Tony Luck posted 32 patches 1 month, 3 weeks ago
There is a newer version of this series
[PATCH v8 18/32] x86/resctrl: Count valid telemetry aggregators per package
Posted by Tony Luck 1 month, 3 weeks ago
There may be multiple telemetry aggregators per package, each enumerated
by a telemetry region structure in the feature group.

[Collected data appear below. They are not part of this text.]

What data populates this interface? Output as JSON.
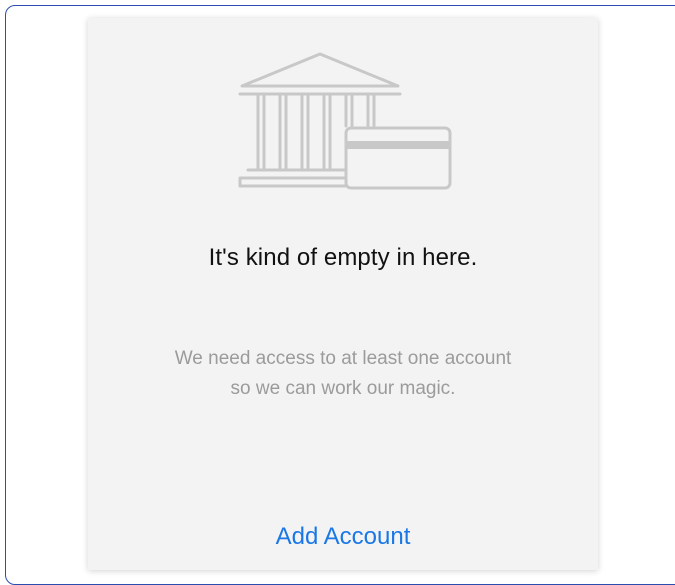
{
  "empty_state": {
    "title": "It's kind of empty in here.",
    "message_line1": "We need access to at least one account",
    "message_line2": "so we can work our magic.",
    "action_label": "Add Account",
    "illustration_icon": "bank-card-icon"
  },
  "colors": {
    "frame_border": "#2b4db0",
    "card_background": "#f3f3f3",
    "title": "#111111",
    "message": "#9b9b9b",
    "action": "#1a78e6",
    "illustration_stroke": "#c8c8c8"
  }
}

Linux can only use telemetry regions when all of the following
conditions are met:
1) The "guid" of the region is known to Linux
2) The package id for the region is valid (less than
   topology_max_packages())
3) The size of the MMIO region exactly matches the expected
   size for this "guid" (as implied from description in the
   XML file for this "guid").

Scan the array of telemetry region structures and count how many are
usable in each package in preparation to allocate structures to save
the MMIO addresses for each in a convenient format for use when reading
event counters.

Signed-off-by: Tony Luck <tony.luck@intel.com>
---
 arch/x86/kernel/cpu/resctrl/intel_aet.c | 56 ++++++++++++++++++++++++-
 1 file changed, 54 insertions(+), 2 deletions(-)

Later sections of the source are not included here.